Many rural communities rely on pet mobile veterinary care where a vet visits an area in a camper style vehicle and administers discount vaccinations. Some offer neutering after their inoculation time schedule is complete. The ones in my area only do cat neutering, and you have to call in advance to set up an appointment. Since cat neutering requires general anesthesia, this means the mobile vet performing the surgery is in violation of the law simply by having possession of the drug.
It also affects veterinary personnel who handle disaster situations. For example, rescuing a hurt animal after a flood or earthquake. Under this act, veterinarians who administer pain relieving medication at the scene of the disaster are in violation of the law.
The law is enforced by the U.S. Drug Enforcement Administration, who has already sent warnings to veterinarians in Washington and California stating they are in violation.
The VMA, HR1528, would correct these issues. This bill is sponsored by Rep. Kurt Schrader and Rep. Ted Yoho, and was introduced on April 12. It has been referred to the House Committee on Energy and Commerce, as well as to the Committee on the Judiciary.
It’s my personal opinion (oops, here goes my mouth again) that the government should stay out of our business as far as our personal companion animals are concerned. Most areas are fortunate if they have a mobile vet, or a vet who will euthanize a pet in a home setting. And a lot of mobile vets will lose a good portion of their neutering income, making it necessary to go up on prices for what they can legally offer. Veterinarians who make house calls to tend to sick or dying pets may also have to go up on other services. It would likely pressure even those vets who are against declawing to offer it in an effort to make up for the loss in income.

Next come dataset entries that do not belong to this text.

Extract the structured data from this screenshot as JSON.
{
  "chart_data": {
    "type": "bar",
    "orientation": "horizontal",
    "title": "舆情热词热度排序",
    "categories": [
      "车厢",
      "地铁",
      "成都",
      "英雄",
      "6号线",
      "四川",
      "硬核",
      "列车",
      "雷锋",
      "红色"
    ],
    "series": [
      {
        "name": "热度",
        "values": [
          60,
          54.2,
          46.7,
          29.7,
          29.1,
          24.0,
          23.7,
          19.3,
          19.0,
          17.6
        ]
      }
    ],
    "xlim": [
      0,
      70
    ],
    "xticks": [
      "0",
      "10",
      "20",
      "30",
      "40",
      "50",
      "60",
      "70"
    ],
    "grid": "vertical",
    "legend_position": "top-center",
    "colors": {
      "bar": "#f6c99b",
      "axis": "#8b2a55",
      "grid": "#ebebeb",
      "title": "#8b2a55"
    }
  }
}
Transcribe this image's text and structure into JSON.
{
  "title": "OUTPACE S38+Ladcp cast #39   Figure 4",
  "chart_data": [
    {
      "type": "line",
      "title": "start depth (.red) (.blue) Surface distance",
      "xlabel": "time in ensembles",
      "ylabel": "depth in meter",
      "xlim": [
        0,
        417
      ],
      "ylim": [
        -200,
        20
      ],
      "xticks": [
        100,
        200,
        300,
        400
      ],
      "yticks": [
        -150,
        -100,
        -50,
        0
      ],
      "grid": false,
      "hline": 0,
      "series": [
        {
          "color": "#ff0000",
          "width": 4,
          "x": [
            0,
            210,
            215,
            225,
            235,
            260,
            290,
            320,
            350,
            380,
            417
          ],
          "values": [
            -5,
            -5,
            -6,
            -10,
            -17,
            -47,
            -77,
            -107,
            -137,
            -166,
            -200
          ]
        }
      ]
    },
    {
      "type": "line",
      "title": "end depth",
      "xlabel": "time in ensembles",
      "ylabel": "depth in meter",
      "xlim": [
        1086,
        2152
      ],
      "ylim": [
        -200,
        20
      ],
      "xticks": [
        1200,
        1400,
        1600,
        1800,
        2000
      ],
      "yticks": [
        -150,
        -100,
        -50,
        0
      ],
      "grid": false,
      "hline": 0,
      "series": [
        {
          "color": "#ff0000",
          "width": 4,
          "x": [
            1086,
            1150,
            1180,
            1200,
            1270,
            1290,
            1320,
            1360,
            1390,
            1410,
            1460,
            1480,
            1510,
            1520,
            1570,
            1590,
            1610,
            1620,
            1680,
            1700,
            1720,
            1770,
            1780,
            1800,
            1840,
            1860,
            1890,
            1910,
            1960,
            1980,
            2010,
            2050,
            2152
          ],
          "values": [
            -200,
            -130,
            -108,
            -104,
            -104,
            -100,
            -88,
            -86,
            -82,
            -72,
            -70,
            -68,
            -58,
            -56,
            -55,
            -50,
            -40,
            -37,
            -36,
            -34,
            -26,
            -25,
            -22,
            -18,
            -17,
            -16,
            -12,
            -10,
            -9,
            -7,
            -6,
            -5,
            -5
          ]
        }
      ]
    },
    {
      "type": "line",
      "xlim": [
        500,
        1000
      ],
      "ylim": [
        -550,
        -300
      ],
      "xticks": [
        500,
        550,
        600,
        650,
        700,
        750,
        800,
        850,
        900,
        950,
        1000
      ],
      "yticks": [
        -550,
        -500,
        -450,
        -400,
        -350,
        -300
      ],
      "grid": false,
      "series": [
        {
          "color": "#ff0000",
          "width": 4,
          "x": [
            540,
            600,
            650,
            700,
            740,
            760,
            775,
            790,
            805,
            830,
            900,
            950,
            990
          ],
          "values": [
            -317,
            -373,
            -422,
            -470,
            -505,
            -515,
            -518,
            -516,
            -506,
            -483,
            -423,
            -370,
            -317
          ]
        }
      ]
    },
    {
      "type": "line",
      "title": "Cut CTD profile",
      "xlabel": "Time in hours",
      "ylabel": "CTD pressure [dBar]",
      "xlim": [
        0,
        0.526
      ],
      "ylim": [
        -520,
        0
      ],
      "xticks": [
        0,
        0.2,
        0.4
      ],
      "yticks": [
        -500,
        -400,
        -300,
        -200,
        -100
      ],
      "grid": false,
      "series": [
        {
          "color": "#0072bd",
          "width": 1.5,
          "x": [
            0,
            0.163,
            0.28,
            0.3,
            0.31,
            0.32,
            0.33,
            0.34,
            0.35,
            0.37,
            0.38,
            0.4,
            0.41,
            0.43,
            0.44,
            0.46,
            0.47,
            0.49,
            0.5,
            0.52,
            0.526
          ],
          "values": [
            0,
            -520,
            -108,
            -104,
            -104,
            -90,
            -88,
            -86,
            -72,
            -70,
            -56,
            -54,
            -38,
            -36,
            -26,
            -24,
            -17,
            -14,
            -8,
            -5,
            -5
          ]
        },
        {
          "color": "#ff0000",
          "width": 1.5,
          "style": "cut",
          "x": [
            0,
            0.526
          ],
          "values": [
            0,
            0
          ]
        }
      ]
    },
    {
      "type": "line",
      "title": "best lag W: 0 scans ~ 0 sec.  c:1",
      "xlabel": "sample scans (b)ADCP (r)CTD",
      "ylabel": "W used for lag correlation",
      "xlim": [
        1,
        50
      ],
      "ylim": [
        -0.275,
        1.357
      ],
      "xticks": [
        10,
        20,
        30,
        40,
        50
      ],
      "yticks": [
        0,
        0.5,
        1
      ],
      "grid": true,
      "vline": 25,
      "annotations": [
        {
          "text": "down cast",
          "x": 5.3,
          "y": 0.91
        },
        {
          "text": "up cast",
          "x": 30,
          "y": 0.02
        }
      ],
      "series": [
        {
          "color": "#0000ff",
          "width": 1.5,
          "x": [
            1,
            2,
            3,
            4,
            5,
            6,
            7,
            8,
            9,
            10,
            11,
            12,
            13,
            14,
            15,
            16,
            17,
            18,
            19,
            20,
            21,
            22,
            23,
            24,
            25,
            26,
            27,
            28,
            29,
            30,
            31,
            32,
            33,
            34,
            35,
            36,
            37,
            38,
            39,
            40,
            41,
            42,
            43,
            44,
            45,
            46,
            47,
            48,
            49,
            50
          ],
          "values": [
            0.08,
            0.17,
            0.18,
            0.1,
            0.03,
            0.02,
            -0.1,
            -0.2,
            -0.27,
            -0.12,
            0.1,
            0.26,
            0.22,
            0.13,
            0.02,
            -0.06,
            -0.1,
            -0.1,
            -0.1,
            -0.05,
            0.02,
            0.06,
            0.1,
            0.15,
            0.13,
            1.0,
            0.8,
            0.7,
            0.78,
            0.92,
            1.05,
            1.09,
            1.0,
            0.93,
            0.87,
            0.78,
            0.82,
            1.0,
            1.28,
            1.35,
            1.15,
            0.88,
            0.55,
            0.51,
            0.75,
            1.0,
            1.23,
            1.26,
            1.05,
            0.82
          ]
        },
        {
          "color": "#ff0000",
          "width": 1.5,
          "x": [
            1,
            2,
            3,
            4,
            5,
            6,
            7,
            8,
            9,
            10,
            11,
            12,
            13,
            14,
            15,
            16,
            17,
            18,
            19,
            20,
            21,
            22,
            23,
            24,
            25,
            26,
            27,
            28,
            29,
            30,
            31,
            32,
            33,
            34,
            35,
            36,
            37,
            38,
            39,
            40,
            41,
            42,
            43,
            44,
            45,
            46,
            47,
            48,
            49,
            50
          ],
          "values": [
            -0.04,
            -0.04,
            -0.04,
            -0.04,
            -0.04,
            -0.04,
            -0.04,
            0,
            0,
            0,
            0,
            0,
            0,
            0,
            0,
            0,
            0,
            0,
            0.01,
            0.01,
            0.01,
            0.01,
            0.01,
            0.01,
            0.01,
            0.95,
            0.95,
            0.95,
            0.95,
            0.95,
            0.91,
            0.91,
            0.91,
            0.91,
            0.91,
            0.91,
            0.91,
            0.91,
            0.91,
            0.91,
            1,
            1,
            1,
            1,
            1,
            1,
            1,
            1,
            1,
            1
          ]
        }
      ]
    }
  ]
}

I’m afraid that if the VMA doesn’t soon pass, we may all be put under unnecessary stress in getting veterinary care, as the CSA will be more diligently enforced. Areas with only a mobile clinic for neutering will have to look to private practices and pay much more for the procedure.
Sorry, U.S. Government, you really blew it with the CSA. All you’ve done is increase the odds of a pet suffering at the end of its life or in the event of a natural disaster. This also takes money away from good veterinarians who can no longer legally offer at-home hospice care. All pet owners could eventually face higher vet costs, as well as devastating emotional issues in having to take a seriously ill pet to the actual vet clinic.
This is an important one, readers, because we need to change the current law. The most effective method to help pass the proposed bill is to contact your state representative. A list of contact information can be found at www.house.gov/representatives.